Getting outside is also good for us, something I have been told for years but don’t always listen to. There have been stories of people with depression who have found that the fact that PokemonGO forces them to go outside every day has been extremely beneficial to their mood. I told my boyfriend the other day that there was something about the combination of Pokemon and the 4th of July holiday and my birthday last Saturday that made me feel, for the first time in a very long time, like it was summer vacation. I felt like a kid. When was the last time I did something silly like run around a park without having my daughter in tow? I couldn’t remember. The last time I remember having this kind of fun was when I was in college and a group of us from the LGBT club went to the St. Louis City Museum, a vast network of climbing structures and slides that is open for all ages. I have read about other playgrounds for adults in the past, places where grown ups can go on swings and slides, and marveled that there weren’t more places like that near by. Perhaps Pokemon GO is that for us then, a way for us to play, to have fun that doesn’t feel like exercise or work, that isn’t a chore. Pokemon has gamified exercise. Most assuredly I would not have walked the 5K I did last Tuesday evening had I not been so desperate to hatch that newly acquired egg. Is that all it takes to get me to work out? Virtual eggs? No wonder children will do chores for stickers. A sticker! Is that all it takes?! All it takes for me to exercise is a digital sticker in the form of a hatched Pokemon? It seems incomprehensible and yet… and yet.

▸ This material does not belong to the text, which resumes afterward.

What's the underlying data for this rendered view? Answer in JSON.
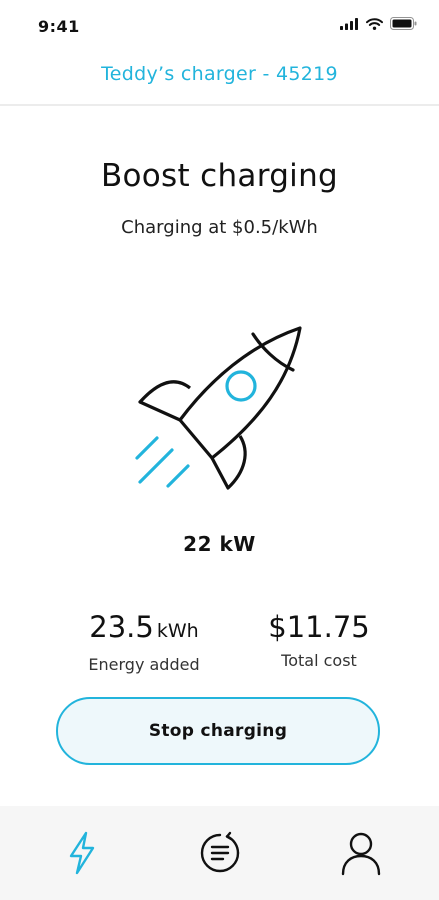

Pokemon Go seems to have come out at the perfect time: it is summer, people are restless, angry, bored, sad, out of shape, lacking community, miserable looking at the news. We long for a past we have left behind, and we crave acknowledgement and recognition, validation of self and a feeling of accomplishment. It is not simply one thing but all of them together that has sparked such a zeitgeist. When it goes away, and the “moment” will most assuredly go away before long, we are so very fickle with what is new and popular, I hope people remember that the things that Pokemon has done: brought them outside, introduced them to new people and areas in their community, encouraged them to be more adventurous, given them a sense of relaxation and connectedness, are things that can exist outside the game if we allow them to. Maybe this is just the first step. I am reminded every time I go out looking for Pokemon of the episode of the Simpsons “Itchy & Scratchy & Marge.” In it, Marge decides to clean up the Itchy and Scratchy Show and the children of Springfield, in rejection of the bastardization of their beloved television show, rub their bleary eyes, step out of their homes, and actually start playing. Sure we Pokemon Go players are still on our phones, still glued to screens even as we enjoy the fresh air, but it is something isn't it. It certainly is something.